動脈エコーは動脈硬化の程度を評価する検査です。この検査では頸動脈の動脈硬化を観察します。頸動脈は脳や心臓の動脈と平行して動脈硬化が起こりますので、脳梗塞や心筋梗塞になりやすいかどうかを早期に診断し、予防につなげることが出来ます。また定期的に検査をすることによって、病気の進行や治療効果の判定をすることが出来ます。実際に血管を切り開いて内部をみることは出来ませんので超音波を使って血管を透視して検査を行います。検査の対象となるのは首にある頸動脈です。頸動脈は体表面近くにあって、とても見やすいためここを観察します。右図で言いますと、この総頚動脈と内頚動脈が主に観察対象になります。これらの動脈硬化の程度を調べます。これが頚動脈エコー専用機での検査風景です。これ以外に心臓や腹部を調べる汎用機も使われます。

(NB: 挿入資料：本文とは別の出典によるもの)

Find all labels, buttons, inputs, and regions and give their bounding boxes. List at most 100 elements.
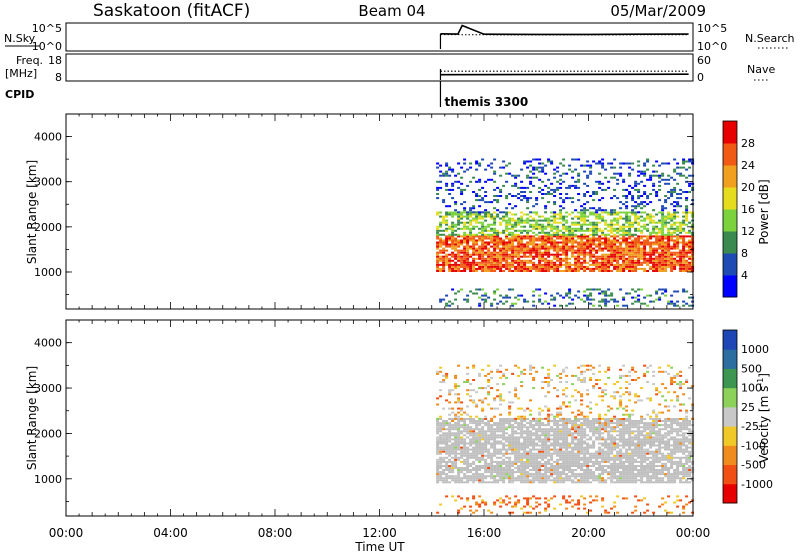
power-cell bbox=[493, 255, 497, 258]
power-cell bbox=[436, 263, 440, 266]
power-cell bbox=[517, 267, 521, 270]
velocity-cell bbox=[547, 467, 551, 469]
velocity-cell bbox=[679, 422, 683, 425]
velocity-cell bbox=[655, 465, 659, 467]
velocity-cell bbox=[571, 420, 575, 422]
power-cell bbox=[559, 265, 563, 268]
power-cell bbox=[541, 229, 545, 232]
power-cell bbox=[589, 223, 593, 226]
power-cell bbox=[583, 261, 587, 264]
velocity-cell bbox=[463, 475, 467, 478]
velocity-cell bbox=[577, 475, 581, 478]
power-cell bbox=[676, 211, 680, 214]
power-cell bbox=[502, 257, 506, 260]
power-cell bbox=[454, 225, 458, 228]
power-cell bbox=[688, 221, 692, 224]
power-cell bbox=[538, 186, 542, 189]
power-cell bbox=[445, 174, 449, 177]
velocity-cell bbox=[508, 458, 512, 461]
power-cell bbox=[649, 213, 653, 216]
power-cell bbox=[466, 233, 470, 236]
power-colorbar-swatch bbox=[723, 275, 737, 298]
power-cell bbox=[580, 211, 584, 214]
velocity-cell bbox=[475, 422, 479, 425]
power-cell bbox=[487, 225, 491, 228]
velocity-cell bbox=[478, 477, 482, 480]
power-cell bbox=[484, 209, 488, 212]
velocity-cell bbox=[484, 424, 488, 427]
power-cell bbox=[646, 203, 650, 206]
power-cell bbox=[619, 225, 623, 228]
velocity-cell bbox=[598, 426, 602, 429]
velocity-cell bbox=[520, 420, 524, 422]
velocity-cell bbox=[577, 479, 581, 482]
velocity-cell bbox=[436, 440, 440, 443]
velocity-cell bbox=[520, 418, 524, 420]
velocity-cell bbox=[481, 420, 485, 422]
velocity-cell bbox=[511, 473, 515, 476]
velocity-cell bbox=[499, 440, 503, 443]
power-cell bbox=[586, 251, 590, 254]
power-cell bbox=[511, 249, 515, 252]
velocity-cell bbox=[679, 442, 683, 445]
power-cell bbox=[583, 245, 587, 248]
velocity-cell bbox=[499, 434, 503, 437]
power-cell bbox=[592, 263, 596, 266]
velocity-cell bbox=[658, 448, 662, 451]
velocity-cell bbox=[481, 450, 485, 453]
power-cell bbox=[529, 247, 533, 250]
velocity-cell bbox=[685, 469, 689, 471]
power-cell bbox=[463, 225, 467, 228]
power-cell bbox=[667, 257, 671, 260]
power-cell bbox=[472, 253, 476, 256]
power-cell bbox=[469, 253, 473, 256]
power-cell bbox=[541, 188, 545, 191]
power-cell bbox=[484, 292, 488, 295]
power-cell bbox=[442, 259, 446, 262]
velocity-cell bbox=[622, 442, 626, 445]
power-cell bbox=[538, 288, 542, 291]
power-cell bbox=[484, 261, 488, 264]
power-cell bbox=[559, 294, 563, 297]
velocity-cell bbox=[640, 462, 644, 465]
velocity-cell bbox=[640, 454, 644, 457]
power-cell bbox=[550, 235, 554, 238]
velocity-cell bbox=[628, 446, 632, 449]
power-cell bbox=[487, 213, 491, 216]
power-cell bbox=[583, 241, 587, 244]
power-cell bbox=[598, 239, 602, 242]
power-cell bbox=[490, 201, 494, 204]
power-cell bbox=[574, 251, 578, 254]
velocity-cell bbox=[463, 428, 467, 431]
power-cell bbox=[535, 243, 539, 246]
velocity-cell bbox=[478, 436, 482, 439]
power-cell bbox=[484, 191, 488, 193]
power-cell bbox=[508, 237, 512, 240]
power-cell bbox=[658, 219, 662, 222]
velocity-cell bbox=[622, 430, 626, 433]
power-cell bbox=[490, 233, 494, 236]
velocity-cell bbox=[466, 471, 470, 474]
velocity-cell bbox=[511, 479, 515, 482]
power-cell bbox=[616, 231, 620, 234]
power-cell bbox=[622, 265, 626, 268]
power-cell bbox=[634, 237, 638, 240]
velocity-cell bbox=[655, 481, 659, 484]
power-cell bbox=[646, 160, 650, 163]
power-cell bbox=[613, 213, 617, 216]
power-cell bbox=[472, 251, 476, 254]
power-cell bbox=[622, 249, 626, 252]
power-cell bbox=[526, 247, 530, 250]
velocity-cell bbox=[682, 450, 686, 453]
power-cell bbox=[514, 270, 518, 272]
velocity-cell bbox=[559, 481, 563, 484]
velocity-cell bbox=[550, 471, 554, 474]
power-cell bbox=[517, 294, 521, 297]
power-cell bbox=[481, 243, 485, 246]
power-cell bbox=[592, 231, 596, 234]
velocity-cell bbox=[514, 440, 518, 443]
velocity-cell bbox=[688, 452, 692, 455]
power-cell bbox=[508, 221, 512, 224]
power-cell bbox=[604, 253, 608, 256]
velocity-cell bbox=[442, 432, 446, 435]
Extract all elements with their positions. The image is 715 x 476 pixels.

被検者は通常はこの様に上向きに寝た状態で検査を受けますが、坐位で検査を受けることも出来ます。短時間寝ているだけで検査は終わり、痛みはありません。お薬や造影剤、放射線も使わないとても安全な検査です。検査前に飲食の制限は不要で特別な準備はいりません。所要時間は検査内容にもよりますが、10分から20分程度です。費用は検査内容にもよりますが3割負担の方で1000円から1500円程度です。

動脈の壁はこのように内膜・中膜・外膜の3層があります。一番内側の内膜は一層のとても薄い壁です。中膜は弾性線維、外膜は結合組織でこれらは比較的丈夫に出来ています。健康な動脈の壁は薄く軟らかくとても弾力に富んでいます。簡単に破れたりつまったりはしません。正常な総頸動脈の直径は約7~8mm程度です。

しかし脂質異常症・高血圧・糖尿病・喫煙などに長時間さらされていると、血管の一番内側の内膜がいためつけられ、それをなおすために血管内の掃除をするマクロファージなどの血液成分が内膜の下に侵入してきます。これらの血液成分は酸化した悪玉コレステロールを取り込んでどんどん厚く、硬くなり、弾力を失います。これが動脈硬化の発生です。この厚くなった部分をプラークとかアテローマと言います。

血圧上昇や強いストレスなどが原因で、軟らかいプラークのうちに内膜が破れると、プラークの内容物が血管内に出てきます。それを修復しようとして血小板などが張り付いてきます。これにより血栓がつくられてしまい、急激に血管をふさいでしまいます。これが脳梗塞や心筋梗塞の原因になります。こうなると緊急治療が必要になってしまいます。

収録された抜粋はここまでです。